On Wednesday evening, AISD’s school board held a meeting where they decided that starting Monday, Mar. 7, the mask mandate that has been in place since the start of the school year would be revoked for all schools. This means that for all students and staff, masks are now optional while on school property. The decision comes after extended pressure from AISD parents, many of whom have been protesting the mask mandate for months.

While everyone is excited at the prospect of not needing to wear a mask, the choice to make masks optional could pose dangerous consequences and prolong a pandemic that has killed millions across the world. Especially as many students will be traveling for spring break soon, AISD should continue to enforce a mask mandate for the foreseeable future, in order to protect vulnerable students and staff.

Masks are effective. This is an undeniable fact. According to the Centers for Disease Control (CDC), wearing a mask indoors lowers your odds of testing positive for COVID-19 from 56-83%, depending on the type of mask you wear, with KN95 and N95 masks being the most effective to wear. AISD cited a CDC tool called COVID-19 Community Levels as a reason why they chose to revoke the mandate, because it classifies Travis County as a low-risk area where masking is not explicitly recommended. Even though the CDC loosened their guidelines on when to use masks, this doesn’t account for the high number of individuals students interact with at school on a day-to-day basis. The CDC specifically identified K-12 schools as a high community level, meaning schools are the most vulnerable to the virus.

Bowie alone has nearly 3,000 kids, so a single Bowie student is in close proximity with hundreds of people per day.
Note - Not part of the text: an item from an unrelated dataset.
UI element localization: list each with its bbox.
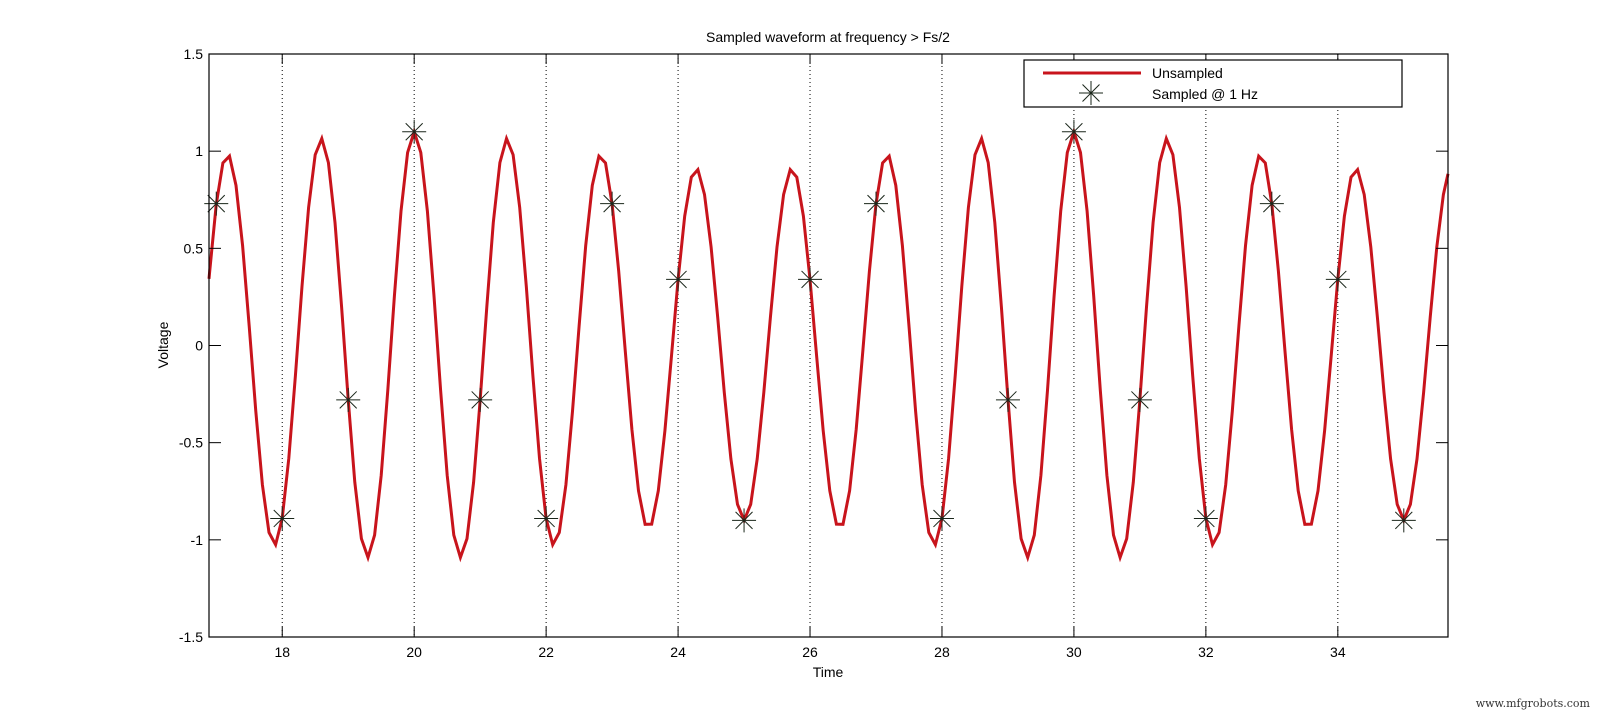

AISD emphasized that there has been a 97% drop in overall district cases in the last six weeks and that the current case total represents 0.09% of the total student and staff population. It is important to remember that these numbers have been achieved as the Omicron variant wanes, but masks and other protective measures have still been required. 

Taking away masks would inevitably cause a spike in COVID-19 cases, not just at Bowie but in the AISD community as a whole. Doctor Stanley Weiss, Professor of Biostatistics and Epidemiology at Rutgers School of Public Health, stated in an interview with ABC News that “it’s a limited number of cases, but if you look over time, the new outbreaks have been continuing to increase in schools.” 

A spike in cases would mean that the COVID-19 pandemic, which is over two years old, would continue to harm our community. For immunocompromised students and families, this harm is much worse than a simple cold. Even if masks are inconvenient or slightly uncomfortable, it doesn’t nullify the fact that they are a valuable tool in saving lives. Especially with spring break coming up, ending the mask mandate now will certainly have negative consequences.